The US Food and Drug Administration (FDA) has fast-tracked and approved a novel gene therapy, Luxturna (voretigene neparvovec-rzyl), to treat patients with a rare form of inherited vision loss that can result in blindness.
The news was welcomed by advocacy group Retina International and international retina specialists, including Auckland-based Associate Professor Andrea Vincent.
“This represents a very exciting milestone in the treatment of inherited retinal diseases,” said A/Prof Vincent. “There is a complex surgical procedure that has been developed to deliver this gene therapy. Therefore, it is likely at this point, that any patient would have to travel overseas to receive this treatment, although expertise exists in Australia.”

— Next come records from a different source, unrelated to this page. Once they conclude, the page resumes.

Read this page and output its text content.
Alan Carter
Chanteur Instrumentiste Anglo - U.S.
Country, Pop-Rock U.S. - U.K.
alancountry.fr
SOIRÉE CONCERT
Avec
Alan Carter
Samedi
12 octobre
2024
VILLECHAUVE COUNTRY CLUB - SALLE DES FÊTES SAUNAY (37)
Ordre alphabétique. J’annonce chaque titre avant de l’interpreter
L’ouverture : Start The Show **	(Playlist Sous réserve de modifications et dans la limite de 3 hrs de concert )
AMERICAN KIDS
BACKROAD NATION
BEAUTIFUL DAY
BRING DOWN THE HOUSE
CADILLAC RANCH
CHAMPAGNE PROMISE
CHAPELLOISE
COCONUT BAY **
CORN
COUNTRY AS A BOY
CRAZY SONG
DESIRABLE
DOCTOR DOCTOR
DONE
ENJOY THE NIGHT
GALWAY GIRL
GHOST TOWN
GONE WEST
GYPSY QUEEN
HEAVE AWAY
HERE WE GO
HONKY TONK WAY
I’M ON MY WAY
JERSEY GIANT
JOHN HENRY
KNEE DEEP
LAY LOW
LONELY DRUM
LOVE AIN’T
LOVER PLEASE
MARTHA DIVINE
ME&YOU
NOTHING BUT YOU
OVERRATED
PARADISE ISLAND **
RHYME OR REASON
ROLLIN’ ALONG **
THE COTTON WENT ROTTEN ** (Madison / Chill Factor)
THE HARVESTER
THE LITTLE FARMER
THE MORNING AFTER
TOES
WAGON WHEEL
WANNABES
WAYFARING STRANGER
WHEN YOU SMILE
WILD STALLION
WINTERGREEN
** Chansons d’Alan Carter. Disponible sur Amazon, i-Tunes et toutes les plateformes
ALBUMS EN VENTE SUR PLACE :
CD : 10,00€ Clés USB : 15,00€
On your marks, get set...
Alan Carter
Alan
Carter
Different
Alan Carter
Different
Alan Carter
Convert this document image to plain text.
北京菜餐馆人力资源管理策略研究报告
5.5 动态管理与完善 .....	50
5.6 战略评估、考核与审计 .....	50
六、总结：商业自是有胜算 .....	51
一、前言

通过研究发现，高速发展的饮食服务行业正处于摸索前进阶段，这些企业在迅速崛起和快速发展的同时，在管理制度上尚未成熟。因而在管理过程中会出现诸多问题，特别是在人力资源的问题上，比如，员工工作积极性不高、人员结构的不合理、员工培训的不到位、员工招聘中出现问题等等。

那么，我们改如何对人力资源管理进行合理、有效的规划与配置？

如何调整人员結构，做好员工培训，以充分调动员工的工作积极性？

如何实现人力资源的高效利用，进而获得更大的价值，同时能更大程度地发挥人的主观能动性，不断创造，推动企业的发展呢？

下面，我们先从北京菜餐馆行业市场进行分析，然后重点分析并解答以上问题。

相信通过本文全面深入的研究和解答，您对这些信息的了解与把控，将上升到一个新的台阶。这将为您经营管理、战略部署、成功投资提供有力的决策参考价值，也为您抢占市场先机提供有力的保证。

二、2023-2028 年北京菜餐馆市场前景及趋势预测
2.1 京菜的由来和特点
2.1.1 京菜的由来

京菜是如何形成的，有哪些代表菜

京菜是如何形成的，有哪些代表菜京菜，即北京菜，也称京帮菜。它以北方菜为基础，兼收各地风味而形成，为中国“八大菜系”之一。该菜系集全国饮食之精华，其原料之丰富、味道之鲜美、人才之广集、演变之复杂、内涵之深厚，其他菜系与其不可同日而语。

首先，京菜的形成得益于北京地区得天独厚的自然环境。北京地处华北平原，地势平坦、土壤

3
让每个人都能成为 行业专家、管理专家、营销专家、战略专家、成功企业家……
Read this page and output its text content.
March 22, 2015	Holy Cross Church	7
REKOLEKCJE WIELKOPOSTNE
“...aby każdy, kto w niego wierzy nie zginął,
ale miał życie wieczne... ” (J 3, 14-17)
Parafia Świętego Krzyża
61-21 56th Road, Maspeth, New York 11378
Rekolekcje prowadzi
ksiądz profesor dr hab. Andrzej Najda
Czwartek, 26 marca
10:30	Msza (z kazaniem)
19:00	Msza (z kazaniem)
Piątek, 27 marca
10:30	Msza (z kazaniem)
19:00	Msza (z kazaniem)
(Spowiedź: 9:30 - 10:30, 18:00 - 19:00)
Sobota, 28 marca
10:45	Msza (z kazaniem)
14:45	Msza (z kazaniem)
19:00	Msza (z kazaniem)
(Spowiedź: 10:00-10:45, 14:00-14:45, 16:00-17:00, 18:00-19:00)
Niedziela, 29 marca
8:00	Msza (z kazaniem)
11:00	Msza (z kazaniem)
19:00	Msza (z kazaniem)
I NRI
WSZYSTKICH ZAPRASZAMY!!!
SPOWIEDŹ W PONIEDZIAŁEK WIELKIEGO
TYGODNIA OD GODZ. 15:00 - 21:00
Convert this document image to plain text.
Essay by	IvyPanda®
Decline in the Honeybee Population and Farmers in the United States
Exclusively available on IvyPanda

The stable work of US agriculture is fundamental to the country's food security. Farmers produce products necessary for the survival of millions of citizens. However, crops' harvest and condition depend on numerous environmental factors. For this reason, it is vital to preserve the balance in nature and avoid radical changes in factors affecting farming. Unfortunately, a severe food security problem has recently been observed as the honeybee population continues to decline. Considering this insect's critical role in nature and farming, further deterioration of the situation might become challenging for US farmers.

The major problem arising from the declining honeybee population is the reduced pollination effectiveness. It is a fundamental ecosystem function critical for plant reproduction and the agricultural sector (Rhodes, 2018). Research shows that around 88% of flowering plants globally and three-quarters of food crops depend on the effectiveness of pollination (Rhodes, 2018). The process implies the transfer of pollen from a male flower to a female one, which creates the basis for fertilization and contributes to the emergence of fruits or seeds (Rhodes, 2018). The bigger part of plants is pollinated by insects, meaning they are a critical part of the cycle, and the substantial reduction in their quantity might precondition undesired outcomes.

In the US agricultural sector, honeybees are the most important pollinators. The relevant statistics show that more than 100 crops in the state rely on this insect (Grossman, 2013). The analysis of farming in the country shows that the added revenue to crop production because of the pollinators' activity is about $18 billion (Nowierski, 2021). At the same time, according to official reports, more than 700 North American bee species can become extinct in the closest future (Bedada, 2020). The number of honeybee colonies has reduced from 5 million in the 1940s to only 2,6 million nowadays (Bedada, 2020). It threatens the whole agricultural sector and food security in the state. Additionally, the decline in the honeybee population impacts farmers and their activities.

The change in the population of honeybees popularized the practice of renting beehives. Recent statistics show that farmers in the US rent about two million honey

Luxturna has been approved in the US for the treatment of patients with confirmed biallelic RPE65 mutation-associated retinal dystrophy that leads to vision loss and may cause complete blindness. The condition is rare, with approximately 1,000 to 2,000 patients believed to suffer from it in the US and just a few in New Zealand. Only two individuals have been identified in the New Zealand Database of Inherited Retinal Diseases, confirmed A/Prof Vincent.
Though the new treatment was welcomed, many international commentators however, are questioning the cost of treatment. Manufacturer Spark Therapeutics announced the cost at a whopping US$425,000 per eye at the end of last year, not including surgery costs, reigniting the cost of medicines debate in the US.